Chi lavora con disciplina, costruisce con pazienza e arriva a risultati concreti, oggi diventa troppo spesso un bersaglio, soprattutto da parte di chi le ha provate tutte (ma proprio tutte) per raggiungere il tanto agognato riconoscimento con zero risultati
Un bersaglio per chi non ha saputo — o voluto — impegnarsi allo stesso modo.
Un bersaglio per chi vive ogni successo altrui come uno specchio impietoso del proprio fallimento.
È una dinamica che da anni osservo nei contesti più diversi: professionali, mediatici, sociali.
L’odio non nasce mai dal nulla. Ha sempre una matrice profonda fatta di invidia, frustrazione, senso di inferiorità e proiezione.
Il fallito non tollera il testimone vivente di ciò che avrebbe potuto essere e non è stato.
Per questo attacca, calunnia, scredita, insulta.
Nella sua mente distorta, distruggere l’altro diventa l’unico modo per sopravvivere al dolore della propria irrilevanza, mediocrità, inadeguatezza.

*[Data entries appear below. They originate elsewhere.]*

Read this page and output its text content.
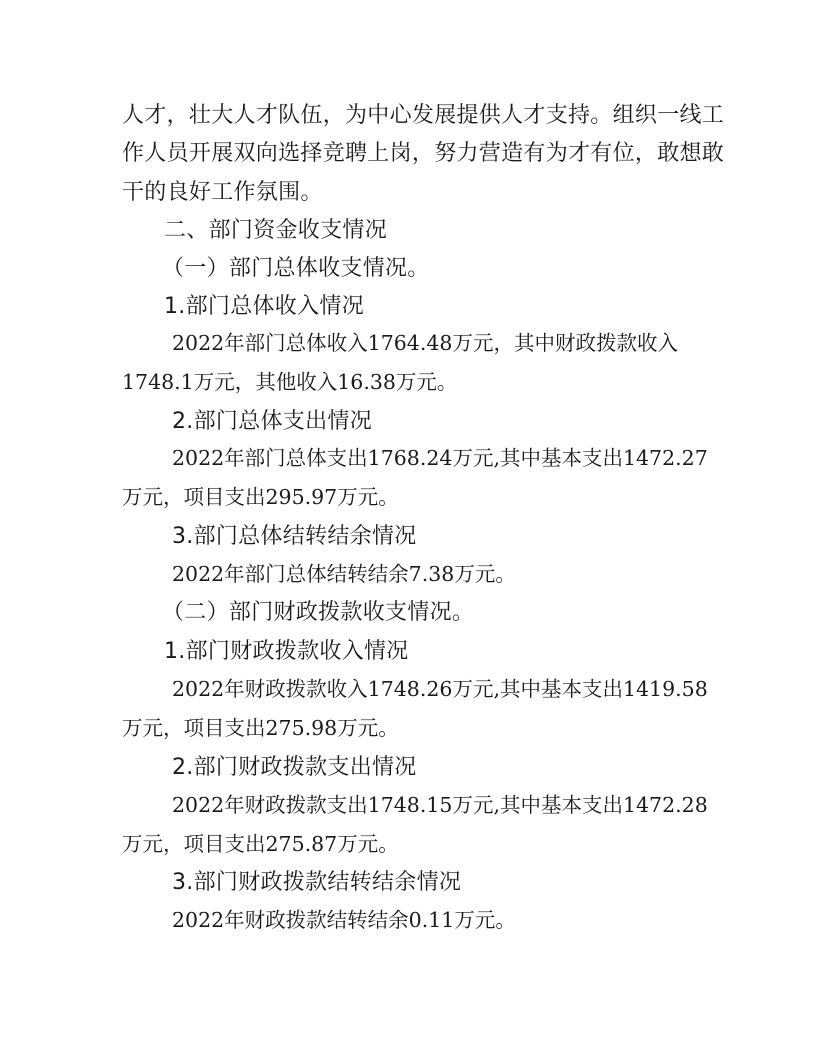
人才，壮大人才队伍，为中心发展提供人才支持。组织一线工
作人员开展双向选择竞聘上岗，努力营造有为才有位，敢想敢
干的良好工作氛围。
二、部门资金收支情况
（一）部门总体收支情况。
1.部门总体收入情况
2022年部门总体收入1764.48万元，其中财政拨款收入
1748.1万元，其他收入16.38万元。
2.部门总体支出情况
2022年部门总体支出1768.24万元,其中基本支出1472.27
万元，项目支出295.97万元。
3.部门总体结转结余情况
2022年部门总体结转结余7.38万元。
（二）部门财政拨款收支情况。
1.部门财政拨款收入情况
2022年财政拨款收入1748.26万元,其中基本支出1419.58
万元，项目支出275.98万元。
2.部门财政拨款支出情况
2022年财政拨款支出1748.15万元,其中基本支出1472.28
万元，项目支出275.87万元。
3.部门财政拨款结转结余情况
2022年财政拨款结转结余0.11万元。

Su base quotidiana mi vengono segnalati attacchi farneticanti alla mia persona che, con crescente frequenza, sfociano in minacce dirette ai miei affetti più cari.
Questi episodi non sono mere opinioni sgradevoli, rappresentano una escalation che mette a rischio persone reali, vulnerabili per la loro semplice vicinanza a me.
Su questo punto procedo — e procederò — nelle debite sedi giudiziarie, senza alcuna pietà per questi soggetti, né, tantomeno, per le loro evidenti psicopatologie.
La difesa della mia incolumità e di quella delle persone a me care non è negoziabile.
C’è un confine netto tra libertà di espressione e diffamazione, tra critica e violenza verbale.
Io non permetterò mai che l’odio travalichi la legge.
Mi difendo — e continuerò a farlo — con gli strumenti che il diritto mette a disposizione.
Perché è giusto così.
Perché esistono limiti che non possono essere superati impunemente.
E perché quando le parole diventano armi — quando si trasformano in calunnie, in diffamazioni, persino in minacce di morte e istigazione all’odio — la risposta non è il silenzio, ma la giustizia.